NERA Economic Consulting Group’s June 27, 2012 report shows a 20% increase in SEC settlements with individual defendants for the first half of fiscal 2012. This spike is consistent with the SEC’s stated intent to hold more individuals accountable for violations of federal securities laws.
In the first half of 2012, the SEC settled 286 cases with individuals, for a projected annualized 572 settlements. This reflects the highest number of SEC settlements with individual defendants since 2005, most of them related to alleged insider trading, Ponzi-schemes, and public company restatements. The NERA report projects 120 insider trading related settlements in fiscal year 2012, nearly double the 63 settlements in 2011. The report also anticipates 76 Ponzi-scheme related settlements in 2012, as compared to 55 in 2011, and an increase from 60 to 78 restatement related settlements.
As a result of the spike in individual settlements, the total number of SEC settlements is expected to increase by 13% from 2011 to 2012. The report finds a total of 379 settlements in the first half of 2012 and a projected annualized 758 total settlements. This uptick, however, is based solely on individual settlements. Company settlements are expected to decrease marginally, from 196 in 2011 to a projected 186 in 2012.
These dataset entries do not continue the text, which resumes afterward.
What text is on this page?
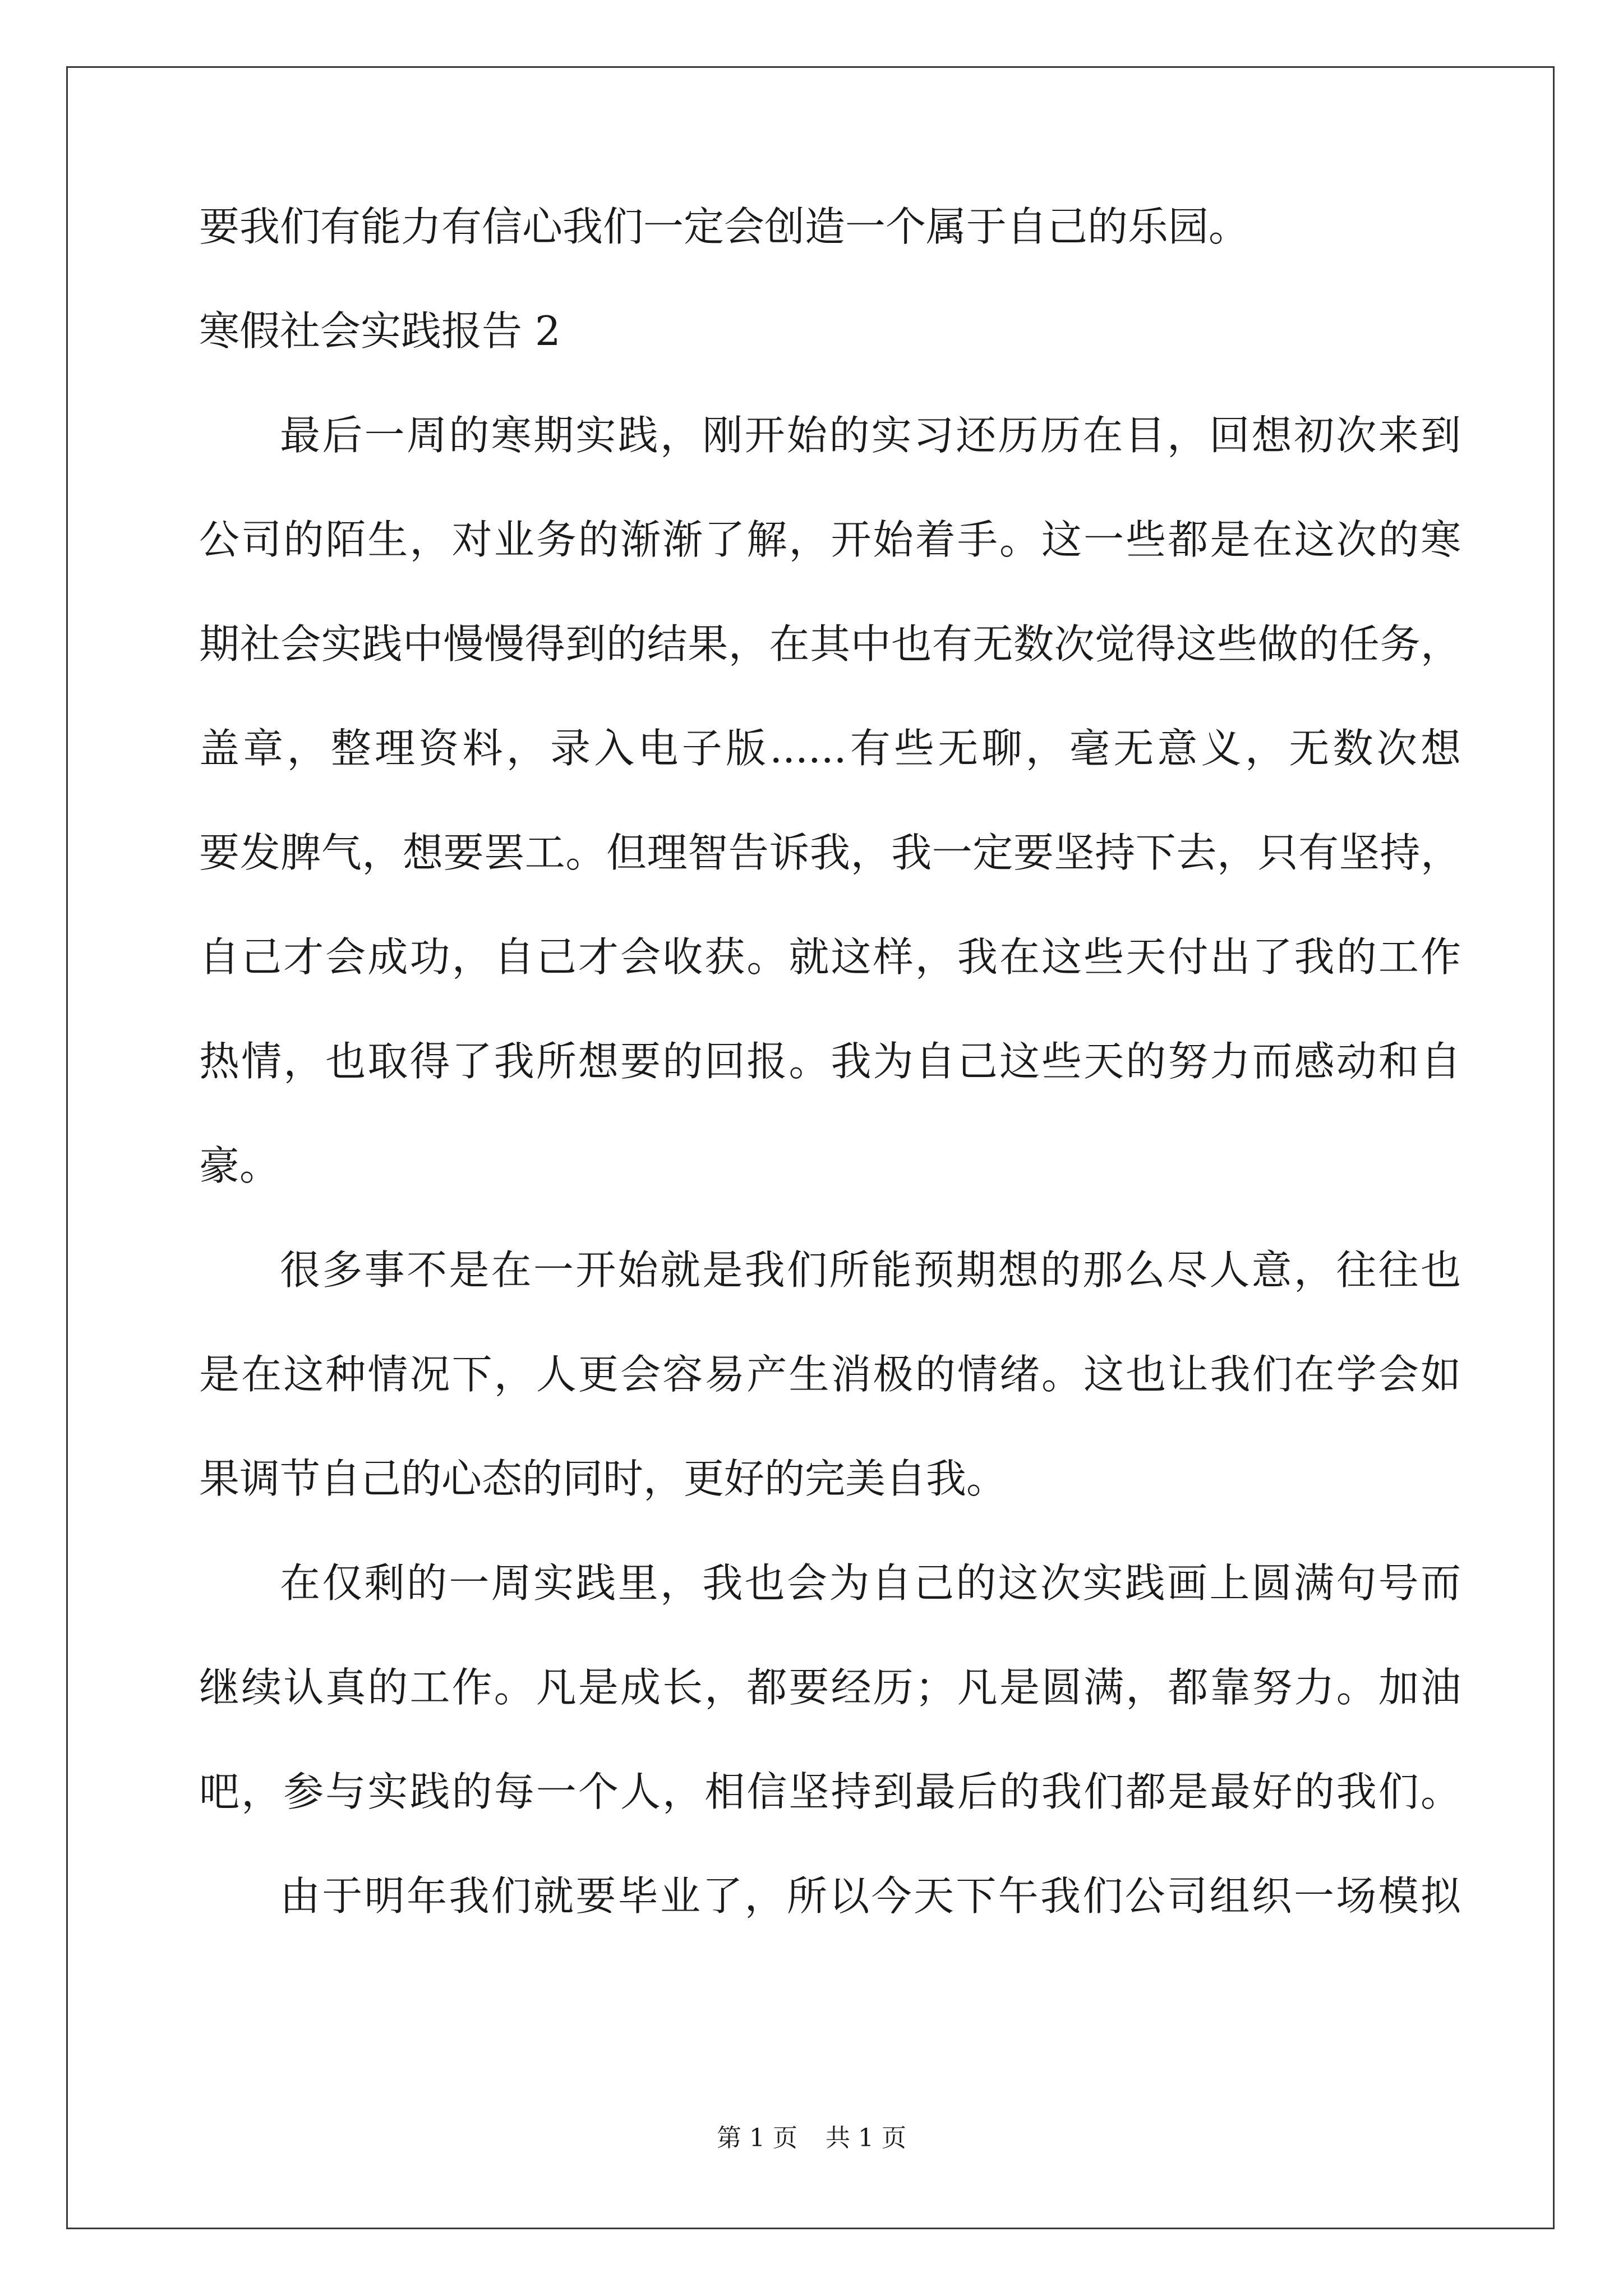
要我们有能力有信心我们一定会创造一个属于自己的乐园。
寒假社会实践报告 2
最后一周的寒期实践，刚开始的实习还历历在目，回想初次来到
公司的陌生，对业务的渐渐了解，开始着手。这一些都是在这次的寒
期社会实践中慢慢得到的结果，在其中也有无数次觉得这些做的任务，
盖章，整理资料，录入电子版......有些无聊，毫无意义，无数次想
要发脾气，想要罢工。但理智告诉我，我一定要坚持下去，只有坚持，
自己才会成功，自己才会收获。就这样，我在这些天付出了我的工作
热情，也取得了我所想要的回报。我为自己这些天的努力而感动和自
豪。
很多事不是在一开始就是我们所能预期想的那么尽人意，往往也
是在这种情况下，人更会容易产生消极的情绪。这也让我们在学会如
果调节自己的心态的同时，更好的完美自我。
在仅剩的一周实践里，我也会为自己的这次实践画上圆满句号而
继续认真的工作。凡是成长，都要经历；凡是圆满，都靠努力。加油
吧，参与实践的每一个人，相信坚持到最后的我们都是最好的我们。
由于明年我们就要毕业了，所以今天下午我们公司组织一场模拟
第 1 页 共 1 页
The median individual settlement value followed a three year upward trend, reaching $190,000 for the first half of fiscal year 2012. The median company settlement value, on the other hand, declined from a record setting $1.5 million in 2011 to an expected $0.8 million in 2012. The largest reported individual settlement for the first half of 2012 was Raj Rajaratnam’s $92.8 million settlement with the SEC, while the largest company settlement was with Citigroup Global Markets, Inc. for $285 million. Judge Rakoff ultimately rejected the Citigroup settlement, and the decision is currently being appealed.